Via the Empire Builder Yahoo group.



> Red bus fans fearful about fleet's future
> Glacier’s red buses are an icon at the national park.
> 
> The fleet of 33 buses have been making the rounds over the Going-to-the-Sun Road and past Glacier’s lakes and peaks since the mid-1930s.
> ...


----------



## Blackwolf (Jan 27, 2013)

Sounds like yet one more opportunity to start a write-in campaign to elected officials both at the Montana State government level and at the US Congressional level. Sure, it might be more than what is needed, but if the National Park Service is going to make such a stipulation in a concessionaire contract and not allow for public comment on its decision, what better way to force the issue than have a congress-critter draft a resolution which legally forces the entire fleet to remain intact as is, rehabilitated as needed, and continue to operate. Sure, it may make profit margins a tad smaller for bidding companies, but I really don't have much sympathy in this case.


----------



## CHamilton (Jan 30, 2013)

> Park Intends to Retain Red Bus Fleet
> 
> The National Park Service announced today that it was modifying the terms of a prospectus for the concessions operations at Glacier National Park to reinforce the park's intention to retain the operation of the entire fleet of red buses while providing safe, informative and memorable experiences for Glacier National Park visitors.
> 
> ...


----------



## Shortline (Feb 15, 2013)

If the price outweighs the benefits, why continue? For what it costs to rehab these, they could probably buy new, more comforatable, sightseer busses. Sure, they look cool, but at some point it's time to retire the tradition, and modernize the fleet. Just my opinion.


----------



## Blackwolf (Feb 15, 2013)

Shortline said:


> If the price outweighs the benefits, why continue? For what it costs to rehab these, they could probably buy new, more comforatable, sightseer busses. Sure, they look cool, but at some point it's time to retire the tradition, and modernize the fleet. Just my opinion.

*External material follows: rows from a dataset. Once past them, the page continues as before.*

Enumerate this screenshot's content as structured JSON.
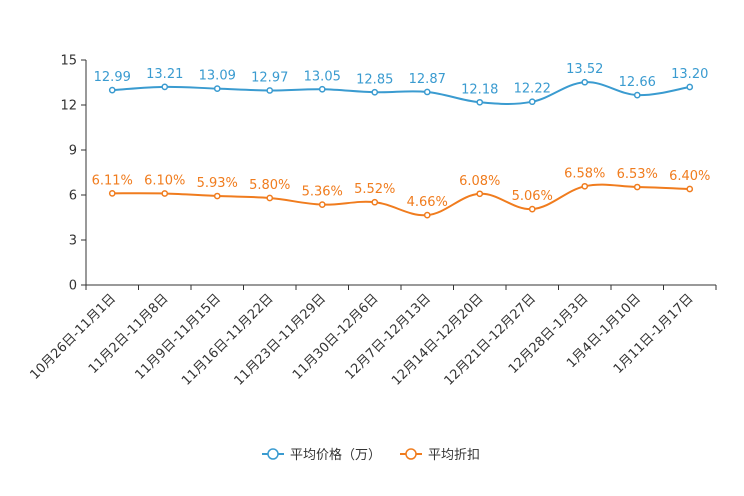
{
  "chart_data": {
    "type": "line",
    "title": "",
    "xlabel": "",
    "ylabel": "",
    "ylim": [
      0,
      15
    ],
    "yticks": [
      0,
      3,
      6,
      9,
      12,
      15
    ],
    "grid": false,
    "legend_position": "bottom-center",
    "categories": [
      "10月26日-11月1日",
      "11月2日-11月8日",
      "11月9日-11月15日",
      "11月16日-11月22日",
      "11月23日-11月29日",
      "11月30日-12月6日",
      "12月7日-12月13日",
      "12月14日-12月20日",
      "12月21日-12月27日",
      "12月28日-1月3日",
      "1月4日-1月10日",
      "1月11日-1月17日"
    ],
    "series": [
      {
        "name": "平均价格（万）",
        "color": "#3a9bd0",
        "values": [
          12.99,
          13.21,
          13.09,
          12.97,
          13.05,
          12.85,
          12.87,
          12.18,
          12.22,
          13.52,
          12.66,
          13.2
        ],
        "labels": [
          "12.99",
          "13.21",
          "13.09",
          "12.97",
          "13.05",
          "12.85",
          "12.87",
          "12.18",
          "12.22",
          "13.52",
          "12.66",
          "13.20"
        ]
      },
      {
        "name": "平均折扣",
        "color": "#f07c1e",
        "values": [
          6.11,
          6.1,
          5.93,
          5.8,
          5.36,
          5.52,
          4.66,
          6.08,
          5.06,
          6.58,
          6.53,
          6.4
        ],
        "labels": [
          "6.11%",
          "6.10%",
          "5.93%",
          "5.80%",
          "5.36%",
          "5.52%",
          "4.66%",
          "6.08%",
          "5.06%",
          "6.58%",
          "6.53%",
          "6.40%"
        ]
      }
    ]
  }
}
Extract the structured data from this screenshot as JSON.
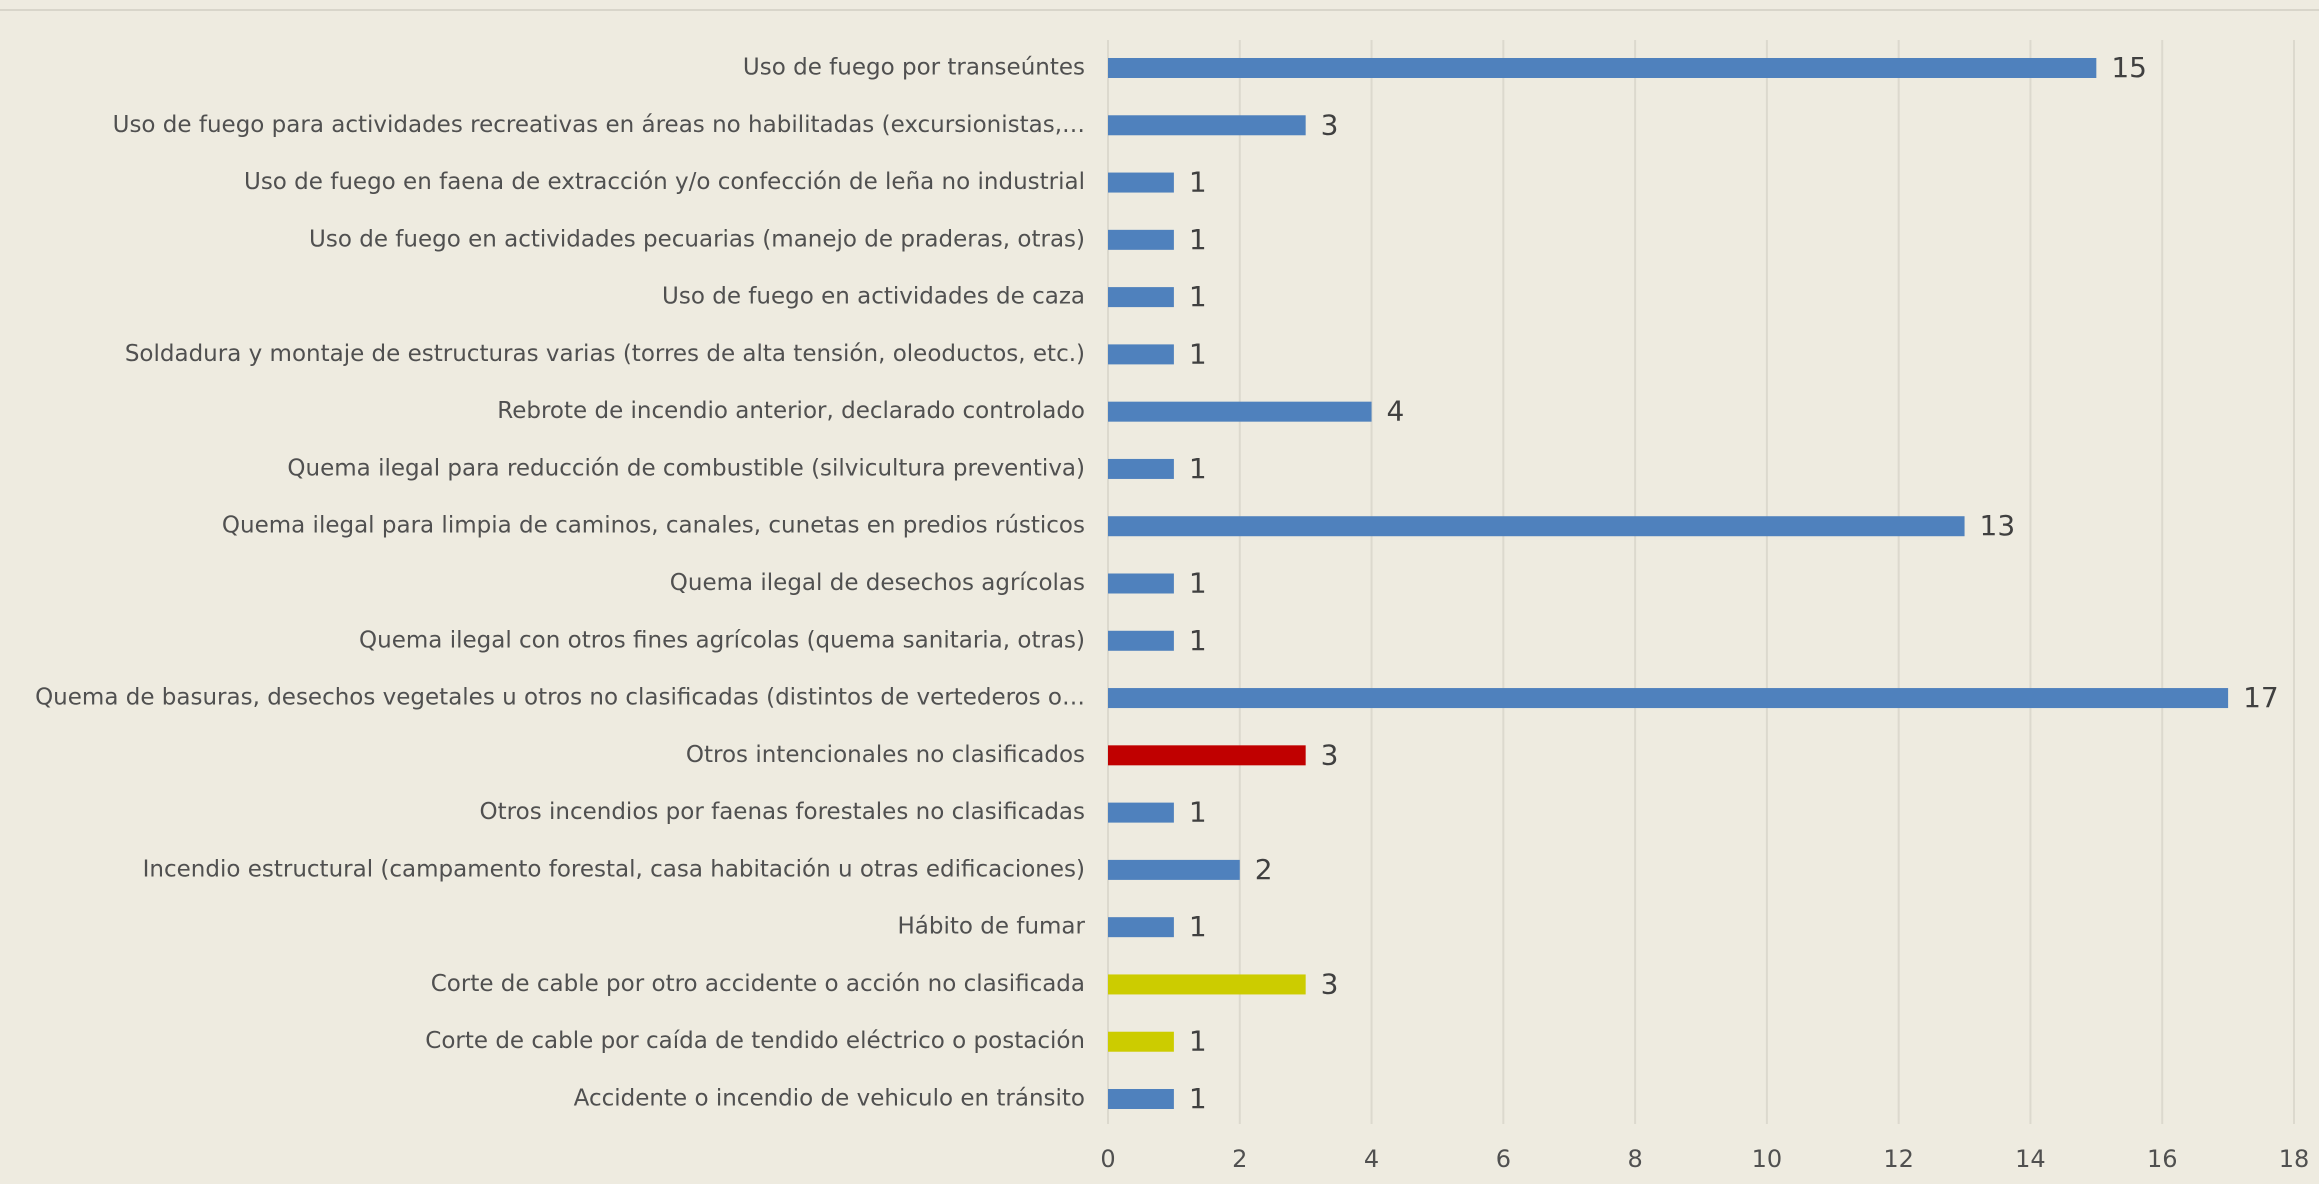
{
  "chart_data": {
    "type": "barh",
    "categories": [
      "Uso de fuego por transeúntes",
      "Uso de fuego para actividades recreativas en áreas no habilitadas (excursionistas,…",
      "Uso de fuego en faena de extracción y/o confección de leña no industrial",
      "Uso de fuego en actividades pecuarias (manejo de praderas, otras)",
      "Uso de fuego en actividades de caza",
      "Soldadura y montaje de estructuras varias (torres de alta tensión, oleoductos, etc.)",
      "Rebrote de incendio anterior, declarado controlado",
      "Quema ilegal para reducción de combustible (silvicultura preventiva)",
      "Quema ilegal para limpia de caminos, canales, cunetas en predios rústicos",
      "Quema ilegal de desechos agrícolas",
      "Quema ilegal con otros fines agrícolas (quema sanitaria, otras)",
      "Quema de basuras, desechos vegetales u otros no clasificadas (distintos de vertederos o…",
      "Otros intencionales no clasificados",
      "Otros incendios por faenas forestales no clasificadas",
      "Incendio estructural (campamento forestal, casa habitación u otras edificaciones)",
      "Hábito de fumar",
      "Corte de cable por otro accidente o acción no clasificada",
      "Corte de cable por caída de tendido eléctrico o postación",
      "Accidente o incendio de vehiculo en tránsito"
    ],
    "values": [
      15,
      3,
      1,
      1,
      1,
      1,
      4,
      1,
      13,
      1,
      1,
      17,
      3,
      1,
      2,
      1,
      3,
      1,
      1
    ],
    "colors": [
      "#4f81bd",
      "#4f81bd",
      "#4f81bd",
      "#4f81bd",
      "#4f81bd",
      "#4f81bd",
      "#4f81bd",
      "#4f81bd",
      "#4f81bd",
      "#4f81bd",
      "#4f81bd",
      "#4f81bd",
      "#c00000",
      "#4f81bd",
      "#4f81bd",
      "#4f81bd",
      "#cccc00",
      "#cccc00",
      "#4f81bd"
    ],
    "xlim": [
      0,
      18
    ],
    "xticks": [
      0,
      2,
      4,
      6,
      8,
      10,
      12,
      14,
      16,
      18
    ],
    "grid": true
  }
}
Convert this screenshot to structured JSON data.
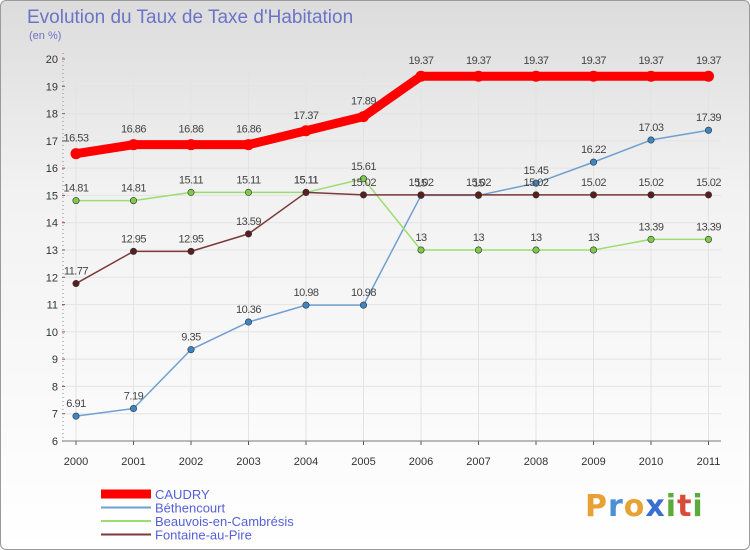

Still going to be a very pricy proposition. Have you been over Going To The Sun road? It is NOT a route you want to take full-size sightseer busses!!! The Red Bus fleet as it stands now is just fine, and we're talking a decade and then some before the buses are due for more rehabilitation. They were completely rebuilt, including with modern powertrain equipment, only 13 years ago. Keep the tradition alive. I really don't think it is really a case of oppressive cost.


----------



## John Bredin (Feb 15, 2013)

Plus the revenue side must be considered. The red buses give this park and this trip something distinctive that people feel nostalgic over, and lots of people are willing to pay extra for that nostalgia factor vs. just another ordinary bus.

To "intrude" rail into a Non-Rail Transportation thread :hi:the new Pullman operator is clearly counting on such a nostalgia factor. Extra money for extra service too, of course, but the Pullman cars get there in exactly the same time as the Amtrak sleepers and coaches to which they're attached.


----------